ADD COMMENT • link updated 23 months ago by Ram 43k • written 9.1 years ago by glados ▴ 40

score 1 · Answer 1 · 2016-01-15

I am wondering the same thing about Bowtie2. I think it must include the Phred scores in the calculation of the Alignment Score and the corresponding MAPQ, considering that you can specify either --phred33 or --phred64. I haven't found a whole lot of resources explaining this, but this is what I've found so far:

http://bowtie-bio.sourceforge.net/bowtie2/manual.shtml#scores-higher-more-similar

http://biofinysics.blogspot.com/2014/05/how-does-bowtie2-assign-mapq-scores.html

http://www.acgt.me/blog/2014/12/16/understanding-mapq-scores-in-sam-files-does-37-42

It was in fact my search for this information that brought me across your Biostars thread! Maybe this post will boost visibility and someone who really knows Bowtie can edify us.
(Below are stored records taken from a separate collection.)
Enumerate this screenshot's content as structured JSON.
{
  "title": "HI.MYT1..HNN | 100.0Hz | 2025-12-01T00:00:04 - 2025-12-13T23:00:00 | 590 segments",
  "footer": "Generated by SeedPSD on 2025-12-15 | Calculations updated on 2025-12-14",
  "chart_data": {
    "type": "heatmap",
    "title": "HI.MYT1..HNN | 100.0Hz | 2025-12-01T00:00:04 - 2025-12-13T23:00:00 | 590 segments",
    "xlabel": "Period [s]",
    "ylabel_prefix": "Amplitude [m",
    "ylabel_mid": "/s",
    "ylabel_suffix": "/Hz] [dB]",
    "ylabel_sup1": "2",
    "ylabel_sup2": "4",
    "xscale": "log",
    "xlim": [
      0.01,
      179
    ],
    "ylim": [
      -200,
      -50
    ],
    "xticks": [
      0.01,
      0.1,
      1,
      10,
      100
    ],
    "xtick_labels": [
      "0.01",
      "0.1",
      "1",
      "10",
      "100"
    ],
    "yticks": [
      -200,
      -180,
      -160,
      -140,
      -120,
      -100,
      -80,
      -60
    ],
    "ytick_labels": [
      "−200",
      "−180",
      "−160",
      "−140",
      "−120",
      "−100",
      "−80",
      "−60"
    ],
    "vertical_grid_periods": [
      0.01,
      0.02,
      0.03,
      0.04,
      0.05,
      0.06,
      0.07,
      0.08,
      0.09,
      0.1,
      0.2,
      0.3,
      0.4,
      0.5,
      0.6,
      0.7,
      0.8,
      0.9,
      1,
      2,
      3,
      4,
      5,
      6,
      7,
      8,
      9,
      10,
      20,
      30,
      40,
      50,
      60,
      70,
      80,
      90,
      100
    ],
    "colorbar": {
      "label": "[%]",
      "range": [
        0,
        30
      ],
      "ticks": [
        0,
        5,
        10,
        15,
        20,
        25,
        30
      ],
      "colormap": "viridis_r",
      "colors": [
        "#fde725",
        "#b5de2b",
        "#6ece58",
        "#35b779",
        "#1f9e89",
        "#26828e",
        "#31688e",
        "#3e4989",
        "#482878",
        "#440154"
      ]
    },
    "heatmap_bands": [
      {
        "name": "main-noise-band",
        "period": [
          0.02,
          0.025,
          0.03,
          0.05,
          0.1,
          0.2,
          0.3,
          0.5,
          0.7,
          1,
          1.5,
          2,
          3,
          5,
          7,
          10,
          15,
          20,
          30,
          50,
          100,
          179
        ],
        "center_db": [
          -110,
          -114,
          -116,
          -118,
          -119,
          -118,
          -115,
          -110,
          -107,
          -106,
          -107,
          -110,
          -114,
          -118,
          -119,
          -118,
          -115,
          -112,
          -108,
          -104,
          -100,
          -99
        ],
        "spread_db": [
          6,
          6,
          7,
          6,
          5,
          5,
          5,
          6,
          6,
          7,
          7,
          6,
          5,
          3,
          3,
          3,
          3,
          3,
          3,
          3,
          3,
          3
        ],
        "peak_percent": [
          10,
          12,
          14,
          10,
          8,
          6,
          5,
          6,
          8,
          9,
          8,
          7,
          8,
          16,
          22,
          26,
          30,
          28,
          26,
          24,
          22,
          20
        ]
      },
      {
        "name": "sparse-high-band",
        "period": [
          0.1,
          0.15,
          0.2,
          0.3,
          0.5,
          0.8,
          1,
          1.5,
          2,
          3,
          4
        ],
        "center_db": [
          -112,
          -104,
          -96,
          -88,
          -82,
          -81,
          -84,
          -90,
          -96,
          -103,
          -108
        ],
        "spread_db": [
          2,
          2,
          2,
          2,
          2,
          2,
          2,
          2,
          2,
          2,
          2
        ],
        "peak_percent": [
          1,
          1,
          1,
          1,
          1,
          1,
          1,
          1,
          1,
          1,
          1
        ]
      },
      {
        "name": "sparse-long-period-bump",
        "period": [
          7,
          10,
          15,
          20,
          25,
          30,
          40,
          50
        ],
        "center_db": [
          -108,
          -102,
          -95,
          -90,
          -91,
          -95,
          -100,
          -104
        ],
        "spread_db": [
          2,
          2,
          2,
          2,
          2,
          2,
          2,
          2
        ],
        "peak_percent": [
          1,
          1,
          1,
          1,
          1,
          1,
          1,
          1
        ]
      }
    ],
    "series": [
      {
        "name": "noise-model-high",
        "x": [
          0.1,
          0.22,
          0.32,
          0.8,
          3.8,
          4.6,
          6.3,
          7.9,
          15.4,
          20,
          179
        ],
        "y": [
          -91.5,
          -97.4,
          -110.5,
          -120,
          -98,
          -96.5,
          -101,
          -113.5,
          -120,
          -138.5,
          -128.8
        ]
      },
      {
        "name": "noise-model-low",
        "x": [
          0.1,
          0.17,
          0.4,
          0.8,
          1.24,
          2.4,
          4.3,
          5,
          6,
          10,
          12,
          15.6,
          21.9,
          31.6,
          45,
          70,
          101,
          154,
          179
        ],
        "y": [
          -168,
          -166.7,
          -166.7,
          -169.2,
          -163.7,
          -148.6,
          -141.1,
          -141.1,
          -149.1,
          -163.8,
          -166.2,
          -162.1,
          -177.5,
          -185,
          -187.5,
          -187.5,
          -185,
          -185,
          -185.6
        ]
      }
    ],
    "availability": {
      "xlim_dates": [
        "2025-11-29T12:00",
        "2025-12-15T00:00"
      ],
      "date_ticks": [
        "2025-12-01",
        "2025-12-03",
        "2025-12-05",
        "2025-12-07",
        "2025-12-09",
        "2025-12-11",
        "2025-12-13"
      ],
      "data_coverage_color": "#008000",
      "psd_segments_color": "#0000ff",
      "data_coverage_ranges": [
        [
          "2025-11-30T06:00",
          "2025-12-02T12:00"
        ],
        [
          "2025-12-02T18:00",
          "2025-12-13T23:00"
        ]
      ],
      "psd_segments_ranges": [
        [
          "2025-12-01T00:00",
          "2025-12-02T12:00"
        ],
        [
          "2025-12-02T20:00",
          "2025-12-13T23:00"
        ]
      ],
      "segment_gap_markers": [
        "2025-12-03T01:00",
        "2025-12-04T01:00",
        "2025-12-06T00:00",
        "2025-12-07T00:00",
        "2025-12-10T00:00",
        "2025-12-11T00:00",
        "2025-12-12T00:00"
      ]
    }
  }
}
Edit: Actually, upon closer inspection of the second link above, the biofinysics blog post by John Urban, there is a great bunch of information about how Bowtie2 considers base Phred quality. See Experiment 2 in the "Experiments, Results, and Conclusions" section.

It seems like Bowtie2 is more strongly influenced by multiple alignments than anything else. When a read maps to multiple places, the MAPQ never goes above 1. But, we should also notice that the next best alignment (XS flag) is the same as the "best" alignment score (AS flag) for each of the alignments in the experiment. In the Bowtie2 manual it states that the gap between the alignment score of the "best" mapping position and the alignment scores of any secondary alignments will significantly influence the MAPQ. So maybe those MAPQs would be greater than 1 if the second alignment score was substantially lower than the primary alignment score.

The base quality is taken into account when assessing the mismatch penalties. Higher quality base calls result in stronger penalties for mismatches, whereas lower quality bases result in weaker penalties for mismatches. In a way that makes sense, because you don't want a strong mismatch penalty if the mismatch is due to a sequencing error. But it is also kind of ironic, because if you have a read with lots of poor quality bases, it won't really be penalized if it aligns to only one place, even if there are a ton of mismatches. It could be a totally spurious alignment because it's a junk sequence, but it would still have a high MAPQ.

Maybe Bowtie2 could implement a quality filter similar to the one that exists in ABySS (q: minimum base quality). For example, if you set q=20, then all bases lower than Q20 are trimmed from the end of the read.